Abstract and Introduction
Background Diabetes increases the risk of hepatocellular carcinoma (HCC), however, the time-relationship between hepatitis B virus and diabetes for the development of HCC remains unclear.
Aim To explore the risk of HCC in chronic hepatitis B patients with newly diagnosed diabetes.
Methods We conducted a nationwide cohort study by using Taiwanese National Health Insurance Research Database, which covers over 99% of entire population. Among randomly sampled one million enrollees, 14 523 chronic hepatitis B patients were diagnosed in years 1997–2009. We defined new onset diabetes as patients who were given the diagnosis in the years 1999–2009, but not in 1997–1998. The cohorts of chronic hepatitis B with new onset diabetes (n = 2099) and 1:1 ratio age-, gender- and inception point (onset date of diabetes)- matched nondiabetes (n = 2080) were followed up from the inception point until development of HCC, withdrawal from insurance or December 2009.

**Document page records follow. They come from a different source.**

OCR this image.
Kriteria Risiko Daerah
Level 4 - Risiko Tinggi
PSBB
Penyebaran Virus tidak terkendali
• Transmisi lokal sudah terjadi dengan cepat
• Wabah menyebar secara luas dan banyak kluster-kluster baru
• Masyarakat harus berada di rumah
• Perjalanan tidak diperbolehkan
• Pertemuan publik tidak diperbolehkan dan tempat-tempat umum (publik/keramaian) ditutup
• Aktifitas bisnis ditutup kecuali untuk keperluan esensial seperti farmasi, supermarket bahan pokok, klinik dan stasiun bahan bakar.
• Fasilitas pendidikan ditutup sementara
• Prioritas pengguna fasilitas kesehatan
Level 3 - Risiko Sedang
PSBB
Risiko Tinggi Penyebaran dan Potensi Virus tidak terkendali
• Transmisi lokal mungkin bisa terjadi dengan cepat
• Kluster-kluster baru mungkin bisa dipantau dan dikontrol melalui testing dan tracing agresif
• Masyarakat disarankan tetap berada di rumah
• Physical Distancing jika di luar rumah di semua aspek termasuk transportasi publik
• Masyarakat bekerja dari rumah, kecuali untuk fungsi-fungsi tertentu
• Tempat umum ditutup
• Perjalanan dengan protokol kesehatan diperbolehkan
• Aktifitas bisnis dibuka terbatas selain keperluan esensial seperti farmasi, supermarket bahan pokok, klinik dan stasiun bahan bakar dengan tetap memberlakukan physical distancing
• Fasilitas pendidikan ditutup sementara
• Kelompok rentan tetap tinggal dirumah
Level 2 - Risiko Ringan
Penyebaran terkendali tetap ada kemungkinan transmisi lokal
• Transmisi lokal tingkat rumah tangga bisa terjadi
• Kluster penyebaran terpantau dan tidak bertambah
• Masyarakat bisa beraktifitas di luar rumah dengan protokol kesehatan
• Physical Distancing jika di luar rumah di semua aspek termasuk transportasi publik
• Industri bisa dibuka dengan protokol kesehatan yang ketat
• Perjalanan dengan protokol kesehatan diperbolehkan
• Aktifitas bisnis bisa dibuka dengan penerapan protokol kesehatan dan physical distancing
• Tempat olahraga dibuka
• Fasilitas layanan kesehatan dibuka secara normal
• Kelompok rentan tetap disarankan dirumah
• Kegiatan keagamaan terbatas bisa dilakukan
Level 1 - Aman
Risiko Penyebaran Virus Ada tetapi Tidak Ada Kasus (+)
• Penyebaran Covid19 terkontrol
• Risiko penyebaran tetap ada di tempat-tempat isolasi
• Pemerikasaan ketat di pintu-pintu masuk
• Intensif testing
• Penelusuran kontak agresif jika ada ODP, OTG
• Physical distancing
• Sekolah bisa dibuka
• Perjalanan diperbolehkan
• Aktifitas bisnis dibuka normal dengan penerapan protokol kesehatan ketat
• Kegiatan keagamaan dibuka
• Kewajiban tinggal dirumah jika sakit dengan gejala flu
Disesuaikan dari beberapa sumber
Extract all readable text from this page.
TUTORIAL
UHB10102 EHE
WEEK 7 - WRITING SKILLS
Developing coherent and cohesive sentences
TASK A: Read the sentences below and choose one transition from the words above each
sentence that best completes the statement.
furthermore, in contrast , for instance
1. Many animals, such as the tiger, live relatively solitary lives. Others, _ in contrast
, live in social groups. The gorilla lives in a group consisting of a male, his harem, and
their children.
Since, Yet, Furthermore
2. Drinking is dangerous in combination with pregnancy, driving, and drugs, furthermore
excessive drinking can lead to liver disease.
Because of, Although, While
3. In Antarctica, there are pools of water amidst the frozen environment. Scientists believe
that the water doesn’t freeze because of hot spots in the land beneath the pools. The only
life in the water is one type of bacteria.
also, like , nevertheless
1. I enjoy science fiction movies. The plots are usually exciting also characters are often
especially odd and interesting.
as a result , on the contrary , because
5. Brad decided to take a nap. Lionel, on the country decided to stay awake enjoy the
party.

Results After adjustment for competing mortality, patients with new onset diabetes had a significantly higher cumulative incidence of HCC [relative risk = 1.628, 95% confidence interval (CI) = 1.114–2.378, modified log-rank test, P = 0.012] as compared to nondiabetes patients. After adjustment for age, gender, hyperlipidaemia, chronic hepatitis B treatment, statins therapy, cirrhosis, comorbidity index and obesity, diabetes was still an independent predictor for HCC (hazard ratio = 1.798, 95% CI = 1.194–2.707, P = 0.005).
Conclusion Chronic hepatitis B patients with newly diagnosed diabetes have an increased risk of hepatocellular carcinoma over time.
Hepatitis B virus (HBV) infection is one of the major global health issues, which can cause both acute and chronic hepatitis, cirrhosis and hepatocellular carcinoma (HCC). Over 350 million people are chronic carriers of HBV and more than 780 000 people die of hepatitis B every year. Diabetes is also a worldwide health problem. An estimated 382 million people have diabetes worldwide. In 2012, diabetes resulted in 1.5 million deaths and it became the 8th leading cause of death. Studies had shown that diabetes increased the risk of HCC. Although several studies disclosed the association between diabetes and HCC in chronic hepatitis B patients, the time-relationship between HBV and diabetes for HCC development remains unclear.
We aimed to study the risk of HCC in chronic hepatitis B patients who developed new onset diabetes as compare to those without. To evaluate this, temporal association requires a longitudinal chronic hepatitis B cohort to enrol patients with newly diagnosed diabetes prior to the emergence of HCC. By utilising the National Health Insurance Research Database (NHIRD) in Taiwan, we investigated the risk of HCC in adult chronic hepatitis B patients who developed diabetes during long-term follow-up.